🤖 AI Summary
To address severe feature degradation, high computational overhead, and information distortion from aggressive compression in long-video understanding, this paper proposes Hierarchical Visual Token Compression (HiCo), enabling high-fidelity temporal modeling from clip-level to video-level. We design a short-to-long multi-stage training paradigm and introduce LongVid—the first real-world long-video dataset—and the dedicated NIAH benchmark for rigorous evaluation. Built upon a 7B-parameter multimodal large language model, our system supports end-to-end understanding of videos comprising up to ten thousand frames. On the NIAH 10K-frame benchmark, HiCo achieves 99.1% accuracy—the first open-weight 7B-scale model to surpass 99%. It also attains state-of-the-art performance across both mainstream long- and short-video benchmarks. All code, models, and datasets are publicly released.
📝 Abstract
Long-context modeling is a critical capability for multimodal large language models (MLLMs), enabling them to process long-form contents with implicit memorization. Despite its advances, handling extremely long videos remains challenging due to the difficulty in maintaining crucial features over extended sequences.

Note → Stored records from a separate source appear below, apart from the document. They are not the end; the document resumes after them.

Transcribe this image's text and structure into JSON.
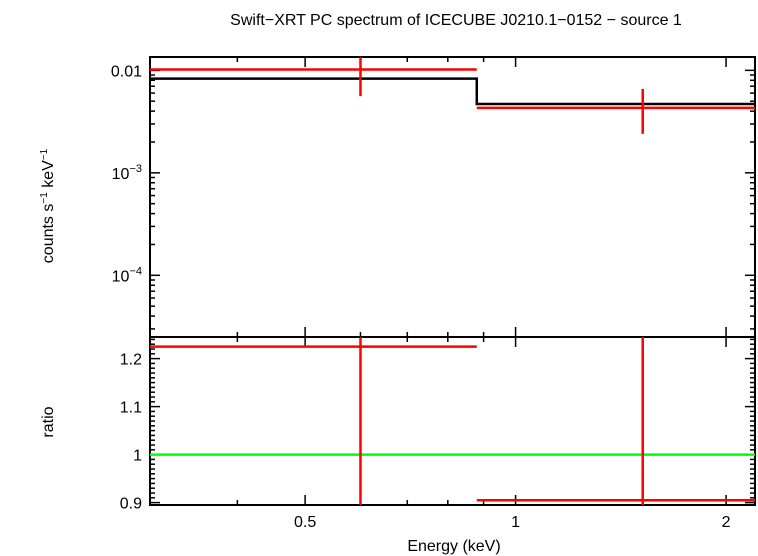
{
  "title": "Swift−XRT PC spectrum of ICECUBE J0210.1−0152 − source 1",
  "xlabel": "Energy (keV)",
  "colors": {
    "data": "#ff0000",
    "model": "#000000",
    "unity": "#00ff00",
    "axes": "#000000"
  },
  "chart_data": [
    {
      "type": "line",
      "panel": "spectrum",
      "ylabel_parts": [
        "counts s",
        "−1",
        " keV",
        "−1"
      ],
      "x_scale": "log",
      "y_scale": "log",
      "xlim": [
        0.3,
        2.2
      ],
      "ylim": [
        2.5e-05,
        0.0135
      ],
      "y_ticks": [
        {
          "value": 0.01,
          "label": "0.01"
        },
        {
          "value": 0.001,
          "base": "10",
          "exp": "−3"
        },
        {
          "value": 0.0001,
          "base": "10",
          "exp": "−4"
        }
      ],
      "series": [
        {
          "role": "data",
          "points": [
            {
              "x": 0.6,
              "xlo": 0.3,
              "xhi": 0.88,
              "y": 0.0102,
              "ylo": 0.0056,
              "yhi": 0.0152
            },
            {
              "x": 1.52,
              "xlo": 0.88,
              "xhi": 2.2,
              "y": 0.0043,
              "ylo": 0.0024,
              "yhi": 0.0066
            }
          ]
        },
        {
          "role": "model",
          "steps": [
            {
              "xlo": 0.3,
              "xhi": 0.88,
              "y": 0.0083
            },
            {
              "xlo": 0.88,
              "xhi": 2.2,
              "y": 0.0047
            }
          ]
        }
      ]
    },
    {
      "type": "line",
      "panel": "ratio",
      "ylabel": "ratio",
      "x_scale": "log",
      "y_scale": "linear",
      "xlim": [
        0.3,
        2.2
      ],
      "ylim": [
        0.895,
        1.245
      ],
      "x_ticks": [
        {
          "value": 0.5,
          "label": "0.5"
        },
        {
          "value": 1,
          "label": "1"
        },
        {
          "value": 2,
          "label": "2"
        }
      ],
      "y_ticks": [
        {
          "value": 0.9,
          "label": "0.9"
        },
        {
          "value": 1,
          "label": "1"
        },
        {
          "value": 1.1,
          "label": "1.1"
        },
        {
          "value": 1.2,
          "label": "1.2"
        }
      ],
      "unity_line": 1,
      "series": [
        {
          "role": "data",
          "points": [
            {
              "x": 0.6,
              "xlo": 0.3,
              "xhi": 0.88,
              "y": 1.225,
              "ylo": 0.895,
              "yhi": 1.245
            },
            {
              "x": 1.52,
              "xlo": 0.88,
              "xhi": 2.2,
              "y": 0.905,
              "ylo": 0.895,
              "yhi": 1.245
            }
          ]
        }
      ]
    }
  ]
}
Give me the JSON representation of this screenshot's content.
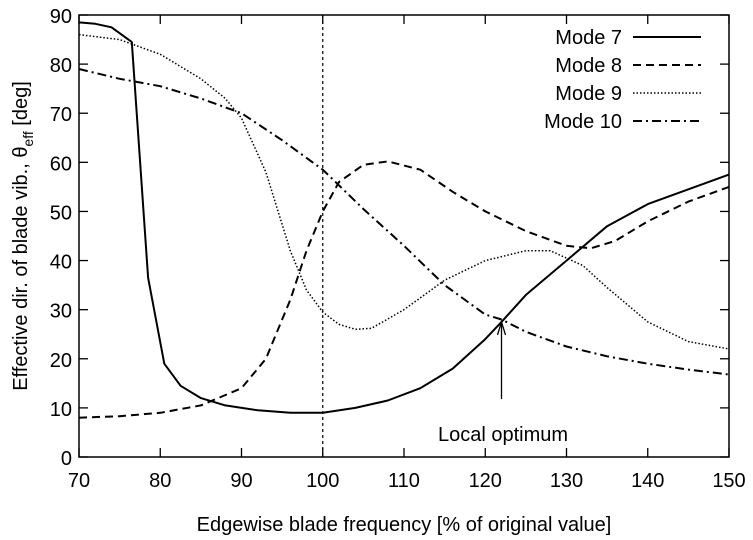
{
  "chart_data": {
    "type": "line",
    "xlabel": "Edgewise blade frequency [% of original value]",
    "ylabel": "Effective dir. of blade vib., θ",
    "ylabel_sub": "eff",
    "ylabel_unit": " [deg]",
    "xlim": [
      70,
      150
    ],
    "ylim": [
      0,
      90
    ],
    "xticks": [
      70,
      80,
      90,
      100,
      110,
      120,
      130,
      140,
      150
    ],
    "yticks": [
      0,
      10,
      20,
      30,
      40,
      50,
      60,
      70,
      80,
      90
    ],
    "grid": false,
    "legend_placement": "top-right",
    "reference_line": {
      "x": 100,
      "style": "dotted"
    },
    "annotation": {
      "text": "Local optimum",
      "x": 122,
      "y_text": 7.5,
      "arrow_from": 11.8,
      "arrow_to": 27.5
    },
    "series": [
      {
        "name": "Mode 7",
        "style": "solid",
        "x": [
          70,
          72,
          74,
          76.5,
          78.5,
          80.5,
          82.5,
          85,
          88,
          92,
          96,
          100,
          104,
          108,
          112,
          116,
          120,
          122,
          125,
          130,
          135,
          140,
          145,
          150
        ],
        "y": [
          88.5,
          88.2,
          87.5,
          84.5,
          36.5,
          19,
          14.5,
          12,
          10.5,
          9.5,
          9,
          9,
          10,
          11.5,
          14,
          18,
          24,
          27.5,
          33,
          40,
          47,
          51.5,
          54.5,
          57.5
        ]
      },
      {
        "name": "Mode 8",
        "style": "dashed",
        "x": [
          70,
          75,
          80,
          85,
          90,
          93,
          96,
          98,
          100,
          102,
          105,
          108,
          112,
          116,
          120,
          125,
          130,
          133,
          136,
          140,
          145,
          150
        ],
        "y": [
          8,
          8.3,
          9,
          10.5,
          14,
          20,
          32,
          42,
          50,
          56,
          59.5,
          60.2,
          58.5,
          54,
          50,
          46,
          43,
          42.5,
          44,
          48,
          52,
          55
        ]
      },
      {
        "name": "Mode 9",
        "style": "dotted",
        "x": [
          70,
          75,
          80,
          85,
          88,
          90,
          93,
          96,
          98,
          100,
          102,
          104,
          106,
          110,
          115,
          120,
          125,
          128,
          132,
          135,
          140,
          145,
          150
        ],
        "y": [
          86,
          85,
          82,
          77,
          73,
          69,
          58,
          42,
          34,
          29.5,
          27,
          26,
          26.2,
          30,
          36,
          40,
          42,
          42,
          39,
          34.5,
          27.5,
          23.5,
          22
        ]
      },
      {
        "name": "Mode 10",
        "style": "dashdot",
        "x": [
          70,
          75,
          80,
          85,
          90,
          95,
          100,
          105,
          110,
          115,
          120,
          122,
          125,
          130,
          135,
          140,
          145,
          150
        ],
        "y": [
          79,
          77,
          75.5,
          73,
          70,
          64.5,
          58.5,
          50.5,
          43,
          35,
          29,
          28,
          25.5,
          22.5,
          20.5,
          19,
          17.8,
          16.8
        ]
      }
    ]
  }
}
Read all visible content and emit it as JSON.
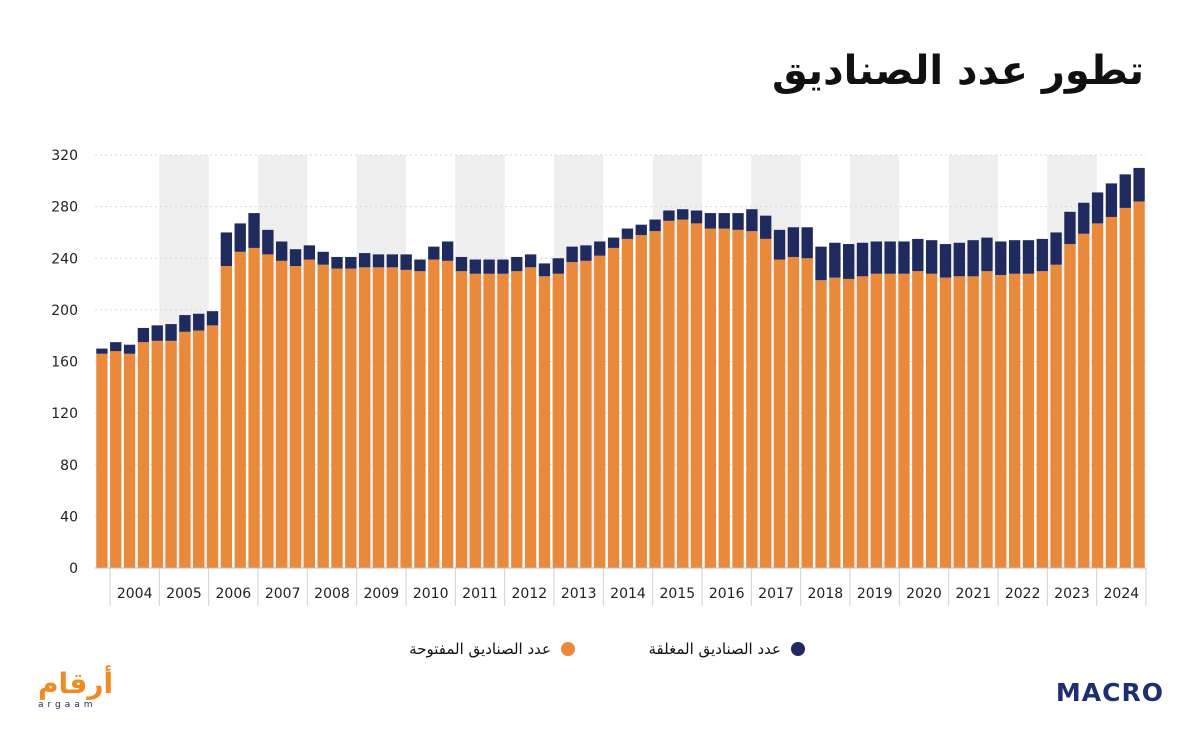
{
  "title": "تطور عدد الصناديق",
  "legend": {
    "open_label": "عدد الصناديق المفتوحة",
    "closed_label": "عدد الصناديق المغلقة"
  },
  "logos": {
    "left_ar": "أرقام",
    "left_en": "argaam",
    "right": "MACRO"
  },
  "colors": {
    "open": "#E8893B",
    "closed": "#1F2B5E",
    "band": "#EFEFEF"
  },
  "chart_data": {
    "type": "bar",
    "stacked": true,
    "ylim": [
      0,
      320
    ],
    "yticks": [
      0,
      40,
      80,
      120,
      160,
      200,
      240,
      280,
      320
    ],
    "years": [
      "2004",
      "2005",
      "2006",
      "2007",
      "2008",
      "2009",
      "2010",
      "2011",
      "2012",
      "2013",
      "2014",
      "2015",
      "2016",
      "2017",
      "2018",
      "2019",
      "2020",
      "2021",
      "2022",
      "2023",
      "2024"
    ],
    "grid": true,
    "series": [
      {
        "name": "عدد الصناديق المفتوحة",
        "values": [
          166,
          168,
          166,
          175,
          176,
          176,
          183,
          184,
          188,
          234,
          245,
          248,
          243,
          238,
          234,
          239,
          235,
          232,
          232,
          233,
          233,
          233,
          231,
          230,
          239,
          238,
          230,
          228,
          228,
          228,
          230,
          233,
          226,
          228,
          237,
          238,
          242,
          248,
          255,
          258,
          261,
          269,
          270,
          267,
          263,
          263,
          262,
          261,
          255,
          239,
          241,
          240,
          223,
          225,
          224,
          226,
          228,
          228,
          228,
          230,
          228,
          225,
          226,
          226,
          230,
          227,
          228,
          228,
          230,
          235,
          251,
          259,
          267,
          272,
          279,
          284
        ]
      },
      {
        "name": "عدد الصناديق المغلقة",
        "values": [
          4,
          7,
          7,
          11,
          12,
          13,
          13,
          13,
          11,
          26,
          22,
          27,
          19,
          15,
          13,
          11,
          10,
          9,
          9,
          11,
          10,
          10,
          12,
          9,
          10,
          15,
          11,
          11,
          11,
          11,
          11,
          10,
          10,
          12,
          12,
          12,
          11,
          8,
          8,
          8,
          9,
          8,
          8,
          10,
          12,
          12,
          13,
          17,
          18,
          23,
          23,
          24,
          26,
          27,
          27,
          26,
          25,
          25,
          25,
          25,
          26,
          26,
          26,
          28,
          26,
          26,
          26,
          26,
          25,
          25,
          25,
          24,
          24,
          26,
          26,
          26
        ]
      }
    ]
  }
}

This paper introduces a Hierarchical visual token Compression (HiCo) method designed for high-fidelity representation and a practical context modeling system VideoChat-Flash tailored for multimodal long-sequence processing. HiCo capitalizes on the redundancy of visual information in long videos to compress long video context from the clip-level to the video-level, reducing the compute significantly while preserving essential details. VideoChat-Flash features a multi-stage short-to-long learning scheme, a rich dataset of real-world long videos named LongVid, and an upgraded"Needle-In-A-video-Haystack"(NIAH) for evaluating context capacities. In extensive experiments, VideoChat-Flash shows the leading performance on both mainstream long and short video benchmarks at the 7B model scale. It firstly gets 99.1% accuracy over 10,000 frames in NIAH among open-source models.